15 . The applicant complains under Article 2 of the Convention about his son ’ s death which was due to the doctors ’ failure to provide him with the adequate treatment. He further alleges that the failure to commit the patient to the gastroenterology section coupled with the failure to provide him with blood transfusions for eighteen hours provoked the death of his son. He argues that the State is responsible for the medical care in public hospitals, such as in the current case.

16 . Under Article 6 § 1 the applicant complains that the criminal investigation into the death of his son had been ineffective, incomplete, superficial and exceeded a reasonable time.

QUESTIONS TO THE PARTIES

1. Has the applicant exhausted all effective domestic remedies, as required by Article 35 § 1 of the Convention, as regards his complaint about his son ’ s death in the hospital?

2. Having regard to the positive obligations to protect life, has the State satisfied the requirement to put in place regulations for the hospitals to protect their patients ’ lives (see, mutatis mutandis, G.N. and Others v. Italy , no. 43134/05, 1 December 2009)?
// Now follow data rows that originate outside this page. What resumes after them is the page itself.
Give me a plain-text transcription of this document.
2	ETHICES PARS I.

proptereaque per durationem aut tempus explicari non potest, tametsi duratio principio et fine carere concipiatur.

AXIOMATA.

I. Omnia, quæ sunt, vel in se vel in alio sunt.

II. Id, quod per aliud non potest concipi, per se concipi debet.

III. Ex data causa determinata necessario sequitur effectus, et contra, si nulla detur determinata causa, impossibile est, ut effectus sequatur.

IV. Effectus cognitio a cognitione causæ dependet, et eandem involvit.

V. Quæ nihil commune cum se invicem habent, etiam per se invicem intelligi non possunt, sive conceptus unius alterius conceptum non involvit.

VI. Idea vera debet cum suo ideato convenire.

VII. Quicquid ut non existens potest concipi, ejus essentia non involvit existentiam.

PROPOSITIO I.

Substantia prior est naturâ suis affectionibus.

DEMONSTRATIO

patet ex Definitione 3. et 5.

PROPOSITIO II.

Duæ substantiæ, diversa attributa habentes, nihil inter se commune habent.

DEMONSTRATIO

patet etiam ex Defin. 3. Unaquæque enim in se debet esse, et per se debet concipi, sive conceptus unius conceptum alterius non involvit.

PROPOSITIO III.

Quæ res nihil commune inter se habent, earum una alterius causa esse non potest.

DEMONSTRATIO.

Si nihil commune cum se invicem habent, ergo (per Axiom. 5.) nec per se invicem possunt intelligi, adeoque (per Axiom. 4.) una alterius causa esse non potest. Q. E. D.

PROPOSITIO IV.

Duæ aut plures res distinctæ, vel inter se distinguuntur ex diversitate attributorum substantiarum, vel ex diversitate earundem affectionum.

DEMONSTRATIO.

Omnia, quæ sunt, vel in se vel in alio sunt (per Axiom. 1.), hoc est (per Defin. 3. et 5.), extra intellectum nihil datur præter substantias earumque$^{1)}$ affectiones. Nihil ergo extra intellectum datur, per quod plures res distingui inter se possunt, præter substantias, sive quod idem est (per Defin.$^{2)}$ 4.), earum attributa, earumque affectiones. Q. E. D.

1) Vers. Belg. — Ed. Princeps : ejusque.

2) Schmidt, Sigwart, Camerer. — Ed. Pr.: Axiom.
3 . Having regard to the procedural protection of the right to life (see Eugenia Lazăr v. Romania , no. 32146/05, 16 February 2010 and McCaughey and Others v. the United Kingdom , no. 43098/09, §§ 68-89, 16 July 2013 ), was the investigation in the present case compatible with the State ’ s obligation under Article 2 of the Convention to carry out an effective and prompt investigation into the death of the applicant ’ s son ?

The Government are invited to submit a copy of all relevant documents contained in the investigation file opened by the authorities with respect to the death of the applicant ’ s son.

[1] The exact age of the applicant’s son is not mentioned as such in the file but it results that he was a young adult who just start ed working as a trainee judge.